No one, that is, except old Cornelius, the Grudge Keeper.
The plot in a nutshell: A town deals with their grudges.
Cornelius is in charge of holding on to all the town’s complaints, which are written on paper scrolls that he stores throughout his cottage. As each person gets angry with someone else, they write out their issues and take it to him for filing and eventually, they fill his entire house. One day, a strong wind blows through the town, making messes and causing all sorts of problems. The next day, everyone is full of new angers and they march up to the Grudge Keeper’s cottage to report them, but they find the cottage in shambles, with all the grudges thrown together in piles. At first they dive into the pile, looking to claim their old grudges back, but then a boy notices Cornelius at the bottom of the pile, dazed from the storm. As the townspeople look through their old grudges, they realize how pointless they all are and they toss them away. Cornelius looks around and sees that the grudges are all gone. The town celebrates a wedding and even when a few things go wrong here and there, everyone just lets it go. Cornelius refills his home with friendliness, smiles and hugs, since he no longer has to save room for grudges.
Author Mara Rockliff said in an interview that she got the idea for this story after hearing the phrase ‘keeping a grudge’ and imagining a grudge keeper to be something like a zookeeper or a beekeeper. It’s a wonderful parable about forgiveness that has the feel of a classic folktale, but with layers of modern sensibility that make it seem almost more relevant in today’s age of people getting all bent out of shape over the smallest thing. Ms. Rockliff exhausts every possible synonym for ‘grudge’ in this book, which will likely serve to teach your little one (or you, even) some new words to add to your vocabulary. (I like to imagine a room full of kindergarteners telling their teacher that they are in high dudgeon with each other.)

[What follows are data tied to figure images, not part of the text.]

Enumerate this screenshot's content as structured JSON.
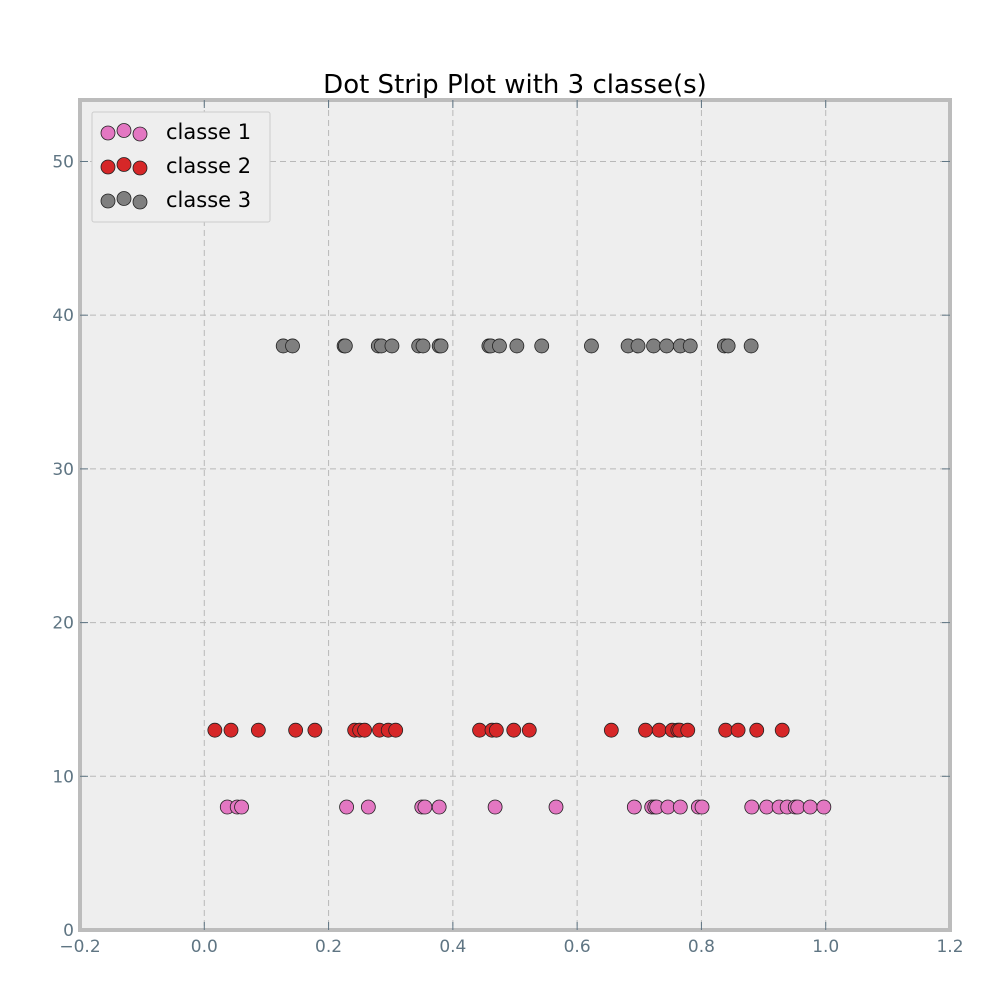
{
  "chart_data": {
    "type": "scatter",
    "title": "Dot Strip Plot with 3 classe(s)",
    "xlabel": "",
    "ylabel": "",
    "xlim": [
      -0.2,
      1.2
    ],
    "ylim": [
      0,
      54
    ],
    "x_ticks": [
      -0.2,
      0.0,
      0.2,
      0.4,
      0.6,
      0.8,
      1.0,
      1.2
    ],
    "x_tick_labels": [
      "−0.2",
      "0.0",
      "0.2",
      "0.4",
      "0.6",
      "0.8",
      "1.0",
      "1.2"
    ],
    "y_ticks": [
      0,
      10,
      20,
      30,
      40,
      50
    ],
    "y_tick_labels": [
      "0",
      "10",
      "20",
      "30",
      "40",
      "50"
    ],
    "grid": true,
    "legend_position": "top-left",
    "background_color": "#eeeeee",
    "series": [
      {
        "name": "classe 1",
        "color": "#e377c2",
        "y": 8,
        "x": [
          0.037,
          0.053,
          0.06,
          0.229,
          0.264,
          0.35,
          0.355,
          0.378,
          0.468,
          0.566,
          0.692,
          0.72,
          0.725,
          0.728,
          0.746,
          0.766,
          0.795,
          0.801,
          0.881,
          0.905,
          0.925,
          0.938,
          0.951,
          0.955,
          0.975,
          0.997
        ]
      },
      {
        "name": "classe 2",
        "color": "#d62728",
        "y": 13,
        "x": [
          0.017,
          0.043,
          0.087,
          0.147,
          0.178,
          0.242,
          0.25,
          0.258,
          0.282,
          0.296,
          0.308,
          0.443,
          0.463,
          0.47,
          0.498,
          0.523,
          0.655,
          0.71,
          0.732,
          0.753,
          0.762,
          0.765,
          0.778,
          0.839,
          0.859,
          0.889,
          0.93
        ]
      },
      {
        "name": "classe 3",
        "color": "#7f7f7f",
        "y": 38,
        "x": [
          0.127,
          0.142,
          0.225,
          0.227,
          0.28,
          0.285,
          0.302,
          0.345,
          0.352,
          0.378,
          0.381,
          0.458,
          0.461,
          0.475,
          0.503,
          0.543,
          0.623,
          0.682,
          0.698,
          0.723,
          0.744,
          0.766,
          0.782,
          0.837,
          0.843,
          0.88
        ]
      }
    ]
  }
}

Contributing heavily to the story’s classic feel is the gorgeous artwork from illustrator Eliza Wheeler, done in dip pens, India ink and watercolor. The characters look like they stepped out of a Charles Dickens adaptation and the whole village has a yellowish tint that gives it the impression of age. My favorite element of the story is in the illustrations, when you see the physical difference it makes in the villagers to let go of their resentment. Their faces go from sour scowls to carefree smiles that are so much more pleasant to see. It’s a good lesson and the book conveys it entertainingly and well.
And what did we learn? What I take away from this book is that grudges serve no real purpose and only take up room where more positive things could go.